De lijn was dus verbroken, de rythmiek der conceptie wankelde. Er haperde nog meer. Dit quintett bevat vele soli voor clarinet, welke me doen denken aan Gregoriaansche jubilaties en niet aan pianistische cadenzen. Die soli zijn de eenige fragmenten, welke Ingenhoven overvloedig van aanwijzingen voorzag en...... de reproductie viel 't meest buiten de bedoelingen van den auteur. We duiden het den heer P. Swager, den clarinettist, niet euvel en betuigen zelfs onze oprechte waardeering voor zijn techniek. Doch waarom schrijft Ingenhoven dingen, die buiten de Duitsche muziek staan? Dit is onbedachtzaam! Waarom Gregoriaansche melopeeën, hoe schoon ze ook klinken, in plaats van een goed-geaccentueerden vogelslag? Waarom geen ‘Schreibpapierweis’, ‘gläsernen Halbkrügelton’, ‘geschwänzte Affenweis’, ‘traurige Semmelweis’, gelijk dat heette volgens de terminologie der oude Meistersinger?

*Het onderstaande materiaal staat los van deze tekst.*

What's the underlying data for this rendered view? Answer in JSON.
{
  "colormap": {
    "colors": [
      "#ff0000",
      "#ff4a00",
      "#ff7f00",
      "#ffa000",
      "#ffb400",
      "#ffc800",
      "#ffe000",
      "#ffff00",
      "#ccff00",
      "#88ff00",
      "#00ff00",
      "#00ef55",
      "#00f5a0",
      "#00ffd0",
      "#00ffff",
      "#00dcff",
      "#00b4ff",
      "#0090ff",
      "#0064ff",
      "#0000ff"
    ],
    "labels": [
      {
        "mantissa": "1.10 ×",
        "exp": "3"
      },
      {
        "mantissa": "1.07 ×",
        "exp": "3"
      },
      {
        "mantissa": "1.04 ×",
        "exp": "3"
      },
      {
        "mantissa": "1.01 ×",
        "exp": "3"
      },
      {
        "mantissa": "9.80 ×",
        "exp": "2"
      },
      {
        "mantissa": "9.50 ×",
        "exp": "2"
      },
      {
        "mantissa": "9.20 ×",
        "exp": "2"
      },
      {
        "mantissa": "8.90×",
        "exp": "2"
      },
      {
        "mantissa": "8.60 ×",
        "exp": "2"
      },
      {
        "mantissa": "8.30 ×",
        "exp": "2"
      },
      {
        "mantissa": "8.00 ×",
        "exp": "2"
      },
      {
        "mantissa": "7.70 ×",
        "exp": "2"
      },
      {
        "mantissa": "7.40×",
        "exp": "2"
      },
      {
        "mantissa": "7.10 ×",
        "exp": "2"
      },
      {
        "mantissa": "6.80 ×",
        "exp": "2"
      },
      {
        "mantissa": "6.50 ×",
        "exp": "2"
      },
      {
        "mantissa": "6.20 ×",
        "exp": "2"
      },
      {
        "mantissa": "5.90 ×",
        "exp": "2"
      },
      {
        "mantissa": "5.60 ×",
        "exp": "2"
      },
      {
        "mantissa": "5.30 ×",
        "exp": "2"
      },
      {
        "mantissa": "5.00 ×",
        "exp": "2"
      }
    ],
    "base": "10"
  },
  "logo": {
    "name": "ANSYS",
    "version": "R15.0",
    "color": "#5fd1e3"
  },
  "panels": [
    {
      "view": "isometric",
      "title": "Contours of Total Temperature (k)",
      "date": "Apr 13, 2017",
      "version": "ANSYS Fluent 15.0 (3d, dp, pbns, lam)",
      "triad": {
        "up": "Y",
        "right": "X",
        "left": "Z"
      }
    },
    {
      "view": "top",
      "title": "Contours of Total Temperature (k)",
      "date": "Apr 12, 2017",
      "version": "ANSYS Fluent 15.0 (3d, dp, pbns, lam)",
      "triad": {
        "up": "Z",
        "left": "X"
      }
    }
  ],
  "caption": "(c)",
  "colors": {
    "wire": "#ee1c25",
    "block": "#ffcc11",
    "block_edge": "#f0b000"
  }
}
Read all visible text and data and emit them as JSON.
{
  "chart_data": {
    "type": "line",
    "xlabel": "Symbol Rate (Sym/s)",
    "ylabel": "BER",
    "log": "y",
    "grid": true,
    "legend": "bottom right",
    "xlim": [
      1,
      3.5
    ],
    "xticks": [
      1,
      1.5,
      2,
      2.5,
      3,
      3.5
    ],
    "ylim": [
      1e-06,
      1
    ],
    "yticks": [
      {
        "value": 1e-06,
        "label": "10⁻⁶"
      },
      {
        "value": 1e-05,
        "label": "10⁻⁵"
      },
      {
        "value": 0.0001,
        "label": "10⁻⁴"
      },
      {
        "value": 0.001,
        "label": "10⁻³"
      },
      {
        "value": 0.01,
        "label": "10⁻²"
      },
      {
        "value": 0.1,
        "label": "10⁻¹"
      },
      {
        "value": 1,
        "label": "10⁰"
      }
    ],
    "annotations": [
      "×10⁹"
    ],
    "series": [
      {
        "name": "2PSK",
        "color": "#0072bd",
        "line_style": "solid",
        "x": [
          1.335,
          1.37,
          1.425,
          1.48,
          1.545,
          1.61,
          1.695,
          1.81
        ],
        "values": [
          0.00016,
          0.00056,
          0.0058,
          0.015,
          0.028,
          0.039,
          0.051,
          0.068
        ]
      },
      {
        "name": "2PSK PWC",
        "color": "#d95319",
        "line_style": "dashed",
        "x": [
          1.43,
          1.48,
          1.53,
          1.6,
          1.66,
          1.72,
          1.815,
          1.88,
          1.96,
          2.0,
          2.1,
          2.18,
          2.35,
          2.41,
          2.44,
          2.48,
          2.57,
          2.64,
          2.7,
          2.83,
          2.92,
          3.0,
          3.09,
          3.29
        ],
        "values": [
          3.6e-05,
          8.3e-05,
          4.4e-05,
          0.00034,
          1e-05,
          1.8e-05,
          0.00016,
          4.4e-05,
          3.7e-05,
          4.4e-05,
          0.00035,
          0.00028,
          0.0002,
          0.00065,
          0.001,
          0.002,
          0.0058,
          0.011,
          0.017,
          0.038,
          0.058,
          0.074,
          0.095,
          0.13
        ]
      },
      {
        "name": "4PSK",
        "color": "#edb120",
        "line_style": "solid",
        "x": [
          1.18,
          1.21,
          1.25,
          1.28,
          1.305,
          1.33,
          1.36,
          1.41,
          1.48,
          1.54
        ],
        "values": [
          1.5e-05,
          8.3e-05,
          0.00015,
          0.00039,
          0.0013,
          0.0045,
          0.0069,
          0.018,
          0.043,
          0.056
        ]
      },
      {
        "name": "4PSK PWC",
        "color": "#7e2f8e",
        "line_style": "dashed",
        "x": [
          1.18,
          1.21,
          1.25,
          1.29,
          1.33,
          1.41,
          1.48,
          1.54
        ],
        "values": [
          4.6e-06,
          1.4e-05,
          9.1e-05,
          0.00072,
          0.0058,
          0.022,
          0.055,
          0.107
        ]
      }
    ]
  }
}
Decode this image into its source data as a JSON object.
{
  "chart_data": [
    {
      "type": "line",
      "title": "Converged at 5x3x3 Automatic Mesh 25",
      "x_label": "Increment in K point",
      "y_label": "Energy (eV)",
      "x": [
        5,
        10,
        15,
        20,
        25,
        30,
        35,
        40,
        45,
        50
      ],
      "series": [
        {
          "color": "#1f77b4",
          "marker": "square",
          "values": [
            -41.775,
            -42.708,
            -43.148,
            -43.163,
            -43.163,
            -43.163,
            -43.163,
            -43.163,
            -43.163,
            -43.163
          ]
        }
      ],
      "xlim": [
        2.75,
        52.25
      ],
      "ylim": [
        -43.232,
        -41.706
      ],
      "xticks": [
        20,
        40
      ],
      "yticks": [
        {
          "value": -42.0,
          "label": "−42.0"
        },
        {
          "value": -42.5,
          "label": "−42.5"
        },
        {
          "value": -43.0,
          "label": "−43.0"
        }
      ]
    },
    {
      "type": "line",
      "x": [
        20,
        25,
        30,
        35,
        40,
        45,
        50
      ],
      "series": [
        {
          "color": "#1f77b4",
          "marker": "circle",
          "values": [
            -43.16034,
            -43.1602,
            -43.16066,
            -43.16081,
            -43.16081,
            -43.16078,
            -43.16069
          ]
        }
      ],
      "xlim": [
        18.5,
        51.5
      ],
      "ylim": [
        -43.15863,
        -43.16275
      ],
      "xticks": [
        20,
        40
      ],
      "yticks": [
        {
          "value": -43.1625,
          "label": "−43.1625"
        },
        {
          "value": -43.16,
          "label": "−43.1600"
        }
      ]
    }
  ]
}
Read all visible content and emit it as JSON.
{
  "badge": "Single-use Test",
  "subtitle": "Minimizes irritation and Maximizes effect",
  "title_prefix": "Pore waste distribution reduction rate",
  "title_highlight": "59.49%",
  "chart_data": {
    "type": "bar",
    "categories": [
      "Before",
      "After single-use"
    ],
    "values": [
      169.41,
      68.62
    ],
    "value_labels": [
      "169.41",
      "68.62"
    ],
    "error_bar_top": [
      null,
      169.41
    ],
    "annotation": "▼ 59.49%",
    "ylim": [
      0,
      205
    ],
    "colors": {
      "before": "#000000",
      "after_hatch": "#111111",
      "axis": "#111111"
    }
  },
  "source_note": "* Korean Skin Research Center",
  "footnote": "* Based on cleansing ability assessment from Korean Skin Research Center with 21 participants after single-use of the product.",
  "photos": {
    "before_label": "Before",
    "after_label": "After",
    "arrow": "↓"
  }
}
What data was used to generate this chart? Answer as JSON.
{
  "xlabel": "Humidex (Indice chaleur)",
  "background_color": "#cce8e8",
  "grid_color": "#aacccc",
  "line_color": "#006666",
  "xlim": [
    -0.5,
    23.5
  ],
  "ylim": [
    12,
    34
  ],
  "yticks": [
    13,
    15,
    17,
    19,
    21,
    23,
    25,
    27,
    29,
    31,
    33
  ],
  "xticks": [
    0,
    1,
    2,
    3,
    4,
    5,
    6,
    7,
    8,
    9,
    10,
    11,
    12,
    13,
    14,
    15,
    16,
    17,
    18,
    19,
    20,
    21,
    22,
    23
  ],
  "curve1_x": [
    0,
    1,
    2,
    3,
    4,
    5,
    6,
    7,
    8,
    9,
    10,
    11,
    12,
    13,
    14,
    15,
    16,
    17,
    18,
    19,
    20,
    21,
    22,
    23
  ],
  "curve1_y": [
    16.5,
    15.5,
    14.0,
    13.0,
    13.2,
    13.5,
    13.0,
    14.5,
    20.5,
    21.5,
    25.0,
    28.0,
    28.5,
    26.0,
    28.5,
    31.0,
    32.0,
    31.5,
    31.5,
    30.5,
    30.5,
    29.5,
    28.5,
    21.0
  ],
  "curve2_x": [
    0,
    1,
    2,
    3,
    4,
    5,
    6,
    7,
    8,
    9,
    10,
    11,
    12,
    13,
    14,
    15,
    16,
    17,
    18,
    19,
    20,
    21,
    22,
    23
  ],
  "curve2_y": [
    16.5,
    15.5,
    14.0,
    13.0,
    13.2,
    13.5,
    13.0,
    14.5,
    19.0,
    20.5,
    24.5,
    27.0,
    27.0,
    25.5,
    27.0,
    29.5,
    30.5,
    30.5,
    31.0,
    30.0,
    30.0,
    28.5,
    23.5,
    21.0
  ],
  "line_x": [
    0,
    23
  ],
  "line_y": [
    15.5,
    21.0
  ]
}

Dat de muziek dus niet den indruk maakte, welke men van de partituur verwachtte, ligt alleen aan Ingenhoven. Hij heeft een genialen aanleg en beheerscht de geheele techniek, hij maakt zelfs merkwaardige dingen. Waarom noteert hij echter geen ritenuto's, ritardando's en versnellingen? Weet hij niet, dat zulke détails moeilijk uit te voeren zijn zonder dirigent, vooral wanneer men polyphoon schrijft gelijk hij? Dit zijn de occulte zwarigheden.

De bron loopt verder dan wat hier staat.